Microcars verbinden Eigenschaften von Pkw und Moped: Sie haben vier Räder, einen großen Geschwindigkeitsaufkleber auf dem Heck, maximal zwei Sitzplätze, ein Dach und bieten Schutz vor Wind und Wetter, sind aber deutlich kleiner und leichter als klassische Autos. Sie dürfen maximal 45 km/h fahren und lassen sich bereits mit der Führerscheinklasse AM bewegen – in Deutschland ab 15 Jahren.  

Beliebte Alternative zum Moped

Gerade für Jugendliche auf dem Land können Microcars eine praktische Lösung sein. Wo der öffentliche Nahverkehr nur eingeschränkt verfügbar ist, schaffen sie zusätzliche Flexibilität auf dem Weg zur Schule oder zum Ausbildungsplatz. Gleichzeitig punkten sie mit niedrigen Betriebskosten, geringem Verbrauch und ihrer kompakten Bauweise. Kein Wunder also, dass sich immer mehr junge Menschen für ein Microcar statt für ein klassisches Moped entscheiden.  

Dieser Trend zeigt sich auch in den Vertragszahlen der HUK-Coburg: "Microcars haben sich von einer Nischenlösung zu einem festen Bestandteil im Straßenbild entwickelt. Das spiegelt sich klar in unseren Zahlen wider: Allein im letzten Jahr ist unser Bestand in diesem Segment um fast ein Drittel gestiegen“, sagt Michael Müller, Leiter der Abteilung Kraftfahrtversicherung bei der HUK-Coburg.

Wo die Risiken liegen

Mit der zunehmenden Nutzung auf Überlandstrecken rückt die Verkehrssicherheit stärker in den Fokus. Da Microcars maximal 45 km/h schnell sind, werden sie von anderen Verkehrsteilnehmern häufig unterschätzt. Die kompakte Bauweise und die Ähnlichkeit zu einem Pkw können dazu führen, dass nachfolgende Fahrzeuge die Geschwindigkeit falsch einschätzen. Riskante Überholmanöver oder zu geringer Abstand können die Folge sein.  

Hinzu kommt: Ein Microcar verfügt nicht über dieselben Sicherheitsreserven wie ein Pkw. Unter anderem fehlt die bei größeren Fahrzeugen übliche Knautschzone, wodurch sich Unfälle für die Insassen gravierender auswirken können als in einem klassischen Auto.

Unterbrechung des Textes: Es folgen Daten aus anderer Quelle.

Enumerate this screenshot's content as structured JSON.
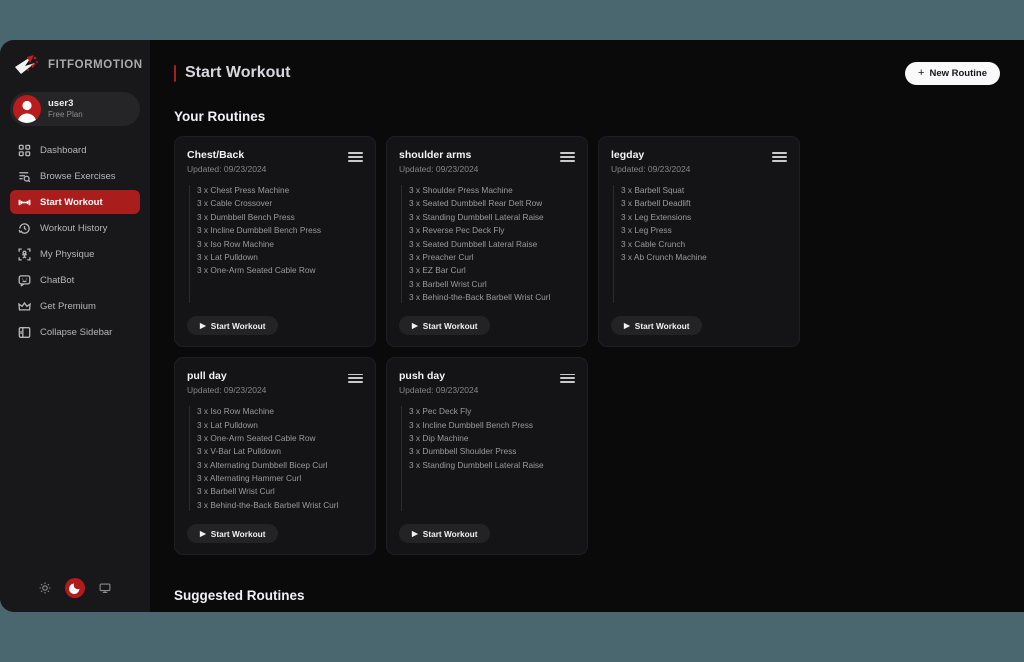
{
  "theme": {
    "page_background": "#4a666f",
    "app_background": "#0a0a0b",
    "sidebar_background": "#18181a",
    "accent": "#a91d1d",
    "card_background": "#141416"
  },
  "sidebar": {
    "brand": {
      "name": "FITFORMOTION",
      "logo_icon": "fitformotion-logo-icon"
    },
    "user": {
      "name": "user3",
      "plan": "Free Plan",
      "avatar_icon": "user-avatar-icon"
    },
    "items": [
      {
        "label": "Dashboard",
        "icon": "grid-dashboard-icon",
        "active": false
      },
      {
        "label": "Browse Exercises",
        "icon": "list-search-icon",
        "active": false
      },
      {
        "label": "Start Workout",
        "icon": "dumbbell-icon",
        "active": true
      },
      {
        "label": "Workout History",
        "icon": "clock-history-icon",
        "active": false
      },
      {
        "label": "My Physique",
        "icon": "body-scan-icon",
        "active": false
      },
      {
        "label": "ChatBot",
        "icon": "chat-bubble-icon",
        "active": false
      },
      {
        "label": "Get Premium",
        "icon": "crown-icon",
        "active": false
      },
      {
        "label": "Collapse Sidebar",
        "icon": "panel-collapse-icon",
        "active": false
      }
    ],
    "theme_switch": [
      {
        "name": "light-theme-button",
        "icon": "sun-icon",
        "active": false
      },
      {
        "name": "dark-theme-button",
        "icon": "moon-icon",
        "active": true
      },
      {
        "name": "system-theme-button",
        "icon": "monitor-icon",
        "active": false
      }
    ]
  },
  "header": {
    "page_title": "Start Workout",
    "new_routine_label": "New Routine",
    "new_routine_icon": "plus-icon"
  },
  "sections": {
    "your_routines_title": "Your Routines",
    "suggested_routines_title": "Suggested Routines"
  },
  "card_common": {
    "start_label": "Start Workout",
    "start_icon": "play-icon",
    "menu_icon": "hamburger-menu-icon"
  },
  "routines": [
    {
      "title": "Chest/Back",
      "updated": "Updated: 09/23/2024",
      "exercises": [
        "3 x Chest Press Machine",
        "3 x Cable Crossover",
        "3 x Dumbbell Bench Press",
        "3 x Incline Dumbbell Bench Press",
        "3 x Iso Row Machine",
        "3 x Lat Pulldown",
        "3 x One-Arm Seated Cable Row"
      ]
    },
    {
      "title": "shoulder arms",
      "updated": "Updated: 09/23/2024",
      "exercises": [
        "3 x Shoulder Press Machine",
        "3 x Seated Dumbbell Rear Delt Row",
        "3 x Standing Dumbbell Lateral Raise",
        "3 x Reverse Pec Deck Fly",
        "3 x Seated Dumbbell Lateral Raise",
        "3 x Preacher Curl",
        "3 x EZ Bar Curl",
        "3 x Barbell Wrist Curl",
        "3 x Behind-the-Back Barbell Wrist Curl"
      ]
    },
    {
      "title": "legday",
      "updated": "Updated: 09/23/2024",
      "exercises": [
        "3 x Barbell Squat",
        "3 x Barbell Deadlift",
        "3 x Leg Extensions",
        "3 x Leg Press",
        "3 x Cable Crunch",
        "3 x Ab Crunch Machine"
      ]
    },
    {
      "title": "pull day",
      "updated": "Updated: 09/23/2024",
      "exercises": [
        "3 x Iso Row Machine",
        "3 x Lat Pulldown",
        "3 x One-Arm Seated Cable Row",
        "3 x V-Bar Lat Pulldown",
        "3 x Alternating Dumbbell Bicep Curl",
        "3 x Alternating Hammer Curl",
        "3 x Barbell Wrist Curl",
        "3 x Behind-the-Back Barbell Wrist Curl"
      ]
    },
    {
      "title": "push day",
      "updated": "Updated: 09/23/2024",
      "exercises": [
        "3 x Pec Deck Fly",
        "3 x Incline Dumbbell Bench Press",
        "3 x Dip Machine",
        "3 x Dumbbell Shoulder Press",
        "3 x Standing Dumbbell Lateral Raise"
      ]
    }
  ]
}
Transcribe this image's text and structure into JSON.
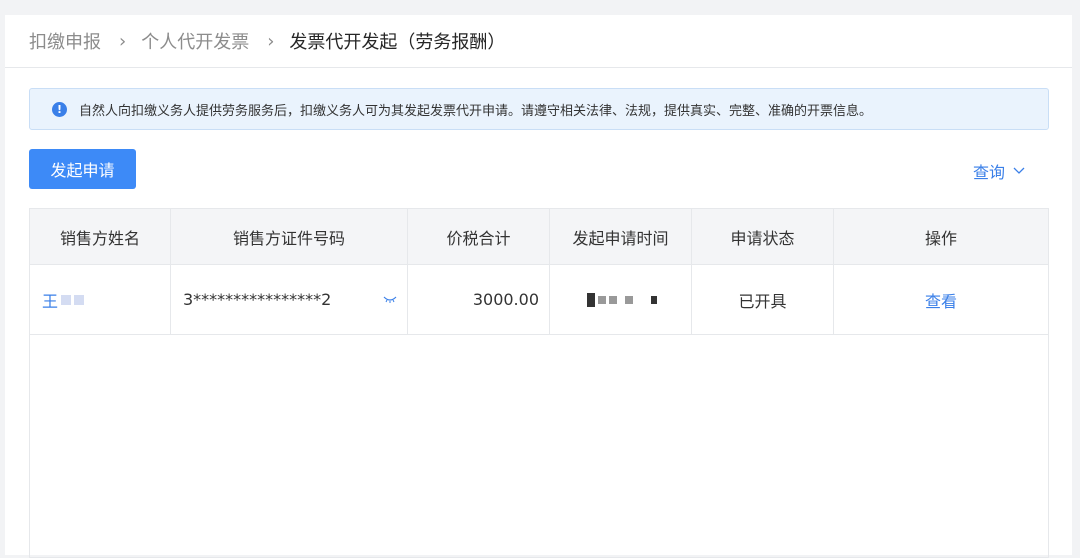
{
  "breadcrumb": {
    "items": [
      "扣缴申报",
      "个人代开发票",
      "发票代开发起（劳务报酬）"
    ],
    "separator": ">"
  },
  "notice": {
    "icon": "info-icon",
    "text": "自然人向扣缴义务人提供劳务服务后，扣缴义务人可为其发起发票代开申请。请遵守相关法律、法规，提供真实、完整、准确的开票信息。"
  },
  "toolbar": {
    "apply_label": "发起申请",
    "query_label": "查询"
  },
  "table": {
    "headers": [
      "销售方姓名",
      "销售方证件号码",
      "价税合计",
      "发起申请时间",
      "申请状态",
      "操作"
    ],
    "rows": [
      {
        "name": "王",
        "id_number": "3****************2",
        "amount": "3000.00",
        "status": "已开具",
        "action": "查看"
      }
    ]
  },
  "colors": {
    "primary": "#3d8af7",
    "link": "#3a7fe8",
    "notice_bg": "#eaf3fd"
  }
}
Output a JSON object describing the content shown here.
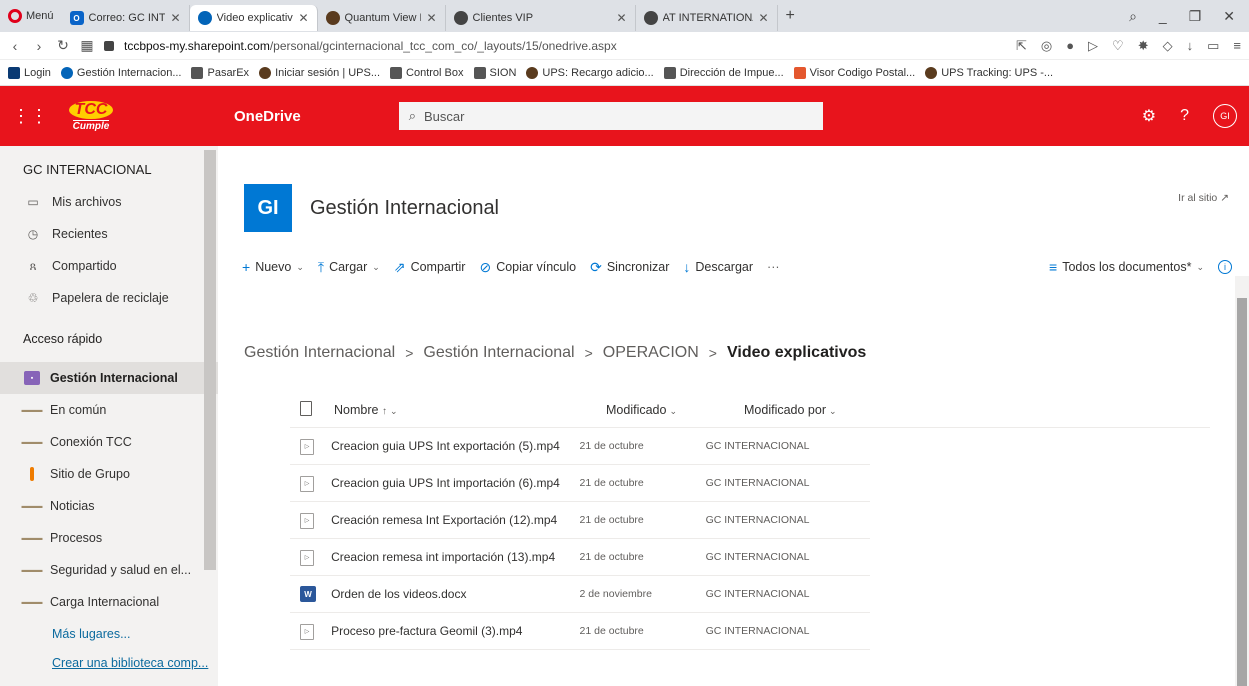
{
  "browser": {
    "menu_label": "Menú",
    "tabs": [
      {
        "title": "Correo: GC INTERNACIONA",
        "icon": "outlook-icon"
      },
      {
        "title": "Video explicativos - OneDr",
        "icon": "onedrive-icon",
        "active": true
      },
      {
        "title": "Quantum View Manage | U",
        "icon": "ups-icon"
      },
      {
        "title": "Clientes VIP",
        "icon": "globe-icon"
      },
      {
        "title": "AT INTERNATIONAL LLC | C",
        "icon": "globe-icon"
      }
    ],
    "url_domain": "tccbpos-my.sharepoint.com",
    "url_path": "/personal/gcinternacional_tcc_com_co/_layouts/15/onedrive.aspx",
    "bookmarks": [
      "Login",
      "Gestión Internacion...",
      "PasarEx",
      "Iniciar sesión | UPS...",
      "Control Box",
      "SION",
      "UPS: Recargo adicio...",
      "Dirección de Impue...",
      "Visor Codigo Postal...",
      "UPS Tracking: UPS -..."
    ]
  },
  "header": {
    "logo_top": "TCC",
    "logo_bottom": "Cumple",
    "app_name": "OneDrive",
    "search_placeholder": "Buscar",
    "avatar_initials": "GI",
    "brand_color": "#e8141c"
  },
  "leftnav": {
    "owner": "GC INTERNACIONAL",
    "items": [
      {
        "label": "Mis archivos",
        "icon": "folder-icon"
      },
      {
        "label": "Recientes",
        "icon": "clock-icon"
      },
      {
        "label": "Compartido",
        "icon": "people-icon"
      },
      {
        "label": "Papelera de reciclaje",
        "icon": "recycle-bin-icon"
      }
    ],
    "quick_access_title": "Acceso rápido",
    "sites": [
      {
        "label": "Gestión Internacional",
        "selected": true
      },
      {
        "label": "En común"
      },
      {
        "label": "Conexión TCC"
      },
      {
        "label": "Sitio de Grupo"
      },
      {
        "label": "Noticias"
      },
      {
        "label": "Procesos"
      },
      {
        "label": "Seguridad y salud en el..."
      },
      {
        "label": "Carga Internacional"
      }
    ],
    "more_places": "Más lugares...",
    "create_library": "Crear una biblioteca comp..."
  },
  "site": {
    "logo_initials": "GI",
    "title": "Gestión Internacional",
    "goto_site": "Ir al sitio"
  },
  "commands": {
    "new": "Nuevo",
    "upload": "Cargar",
    "share": "Compartir",
    "copy_link": "Copiar vínculo",
    "sync": "Sincronizar",
    "download": "Descargar",
    "view": "Todos los documentos*"
  },
  "breadcrumb": [
    "Gestión Internacional",
    "Gestión Internacional",
    "OPERACION",
    "Video explicativos"
  ],
  "files": {
    "columns": {
      "name": "Nombre",
      "modified": "Modificado",
      "modified_by": "Modificado por"
    },
    "rows": [
      {
        "name": "Creacion guia UPS Int exportación (5).mp4",
        "modified": "21 de octubre",
        "by": "GC INTERNACIONAL",
        "type": "video"
      },
      {
        "name": "Creacion guia UPS Int importación (6).mp4",
        "modified": "21 de octubre",
        "by": "GC INTERNACIONAL",
        "type": "video"
      },
      {
        "name": "Creación remesa Int Exportación (12).mp4",
        "modified": "21 de octubre",
        "by": "GC INTERNACIONAL",
        "type": "video"
      },
      {
        "name": "Creacion remesa int importación (13).mp4",
        "modified": "21 de octubre",
        "by": "GC INTERNACIONAL",
        "type": "video"
      },
      {
        "name": "Orden de los videos.docx",
        "modified": "2 de noviembre",
        "by": "GC INTERNACIONAL",
        "type": "word"
      },
      {
        "name": "Proceso pre-factura Geomil (3).mp4",
        "modified": "21 de octubre",
        "by": "GC INTERNACIONAL",
        "type": "video"
      }
    ]
  }
}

Wer ein Microcar fährt, sollte deshalb vorausschauend unterwegs sein.

Wie wird ein Microcar versichert?

Bei der Versicherung orientieren sich Microcars am Moped: Statt eines klassischen Kfz-Kennzeichens erhalten die Fahrzeuge ein Versicherungskennzeichen, das direkt bei der Versicherung erhältlich ist und jährlich, jeweils zum 1. März, erneuert werden muss. Damit ist die gesetzlich vorgeschriebene Kfz-Haftpflicht abgedeckt, also Schäden, die man mit dem Microcar bei anderen verursacht. Optional kann eine Teilkaskoversicherung abgeschlossen werden, die zusätzlich Schäden am eigenen Microcar abdeckt. Hier werden beispielsweise Schäden durch Diebstahl, Brand oder Hagel übernommen.

Private Unfallversicherung mitdenken

Ein wichtiger Punkt wird beim Blick auf den reinen Pflichtschutz oft übersehen: Die Kfz-Haftpflichtversicherung deckt Schäden ab, die Fahrerinnen und Fahrer anderen Personen zufügen, nicht aber eigene Verletzungen. Eine private Unfallversicherung schließt genau diese Lücke.

Unterm Strich gilt: Wer sich für ein Microcar entscheidet, profitiert von einem flexiblen und günstigen Fortbewegungsmittel, sollte aber sowohl im Straßenverkehr als auch beim Versicherungsschutz vorausschauend unterwegs sein.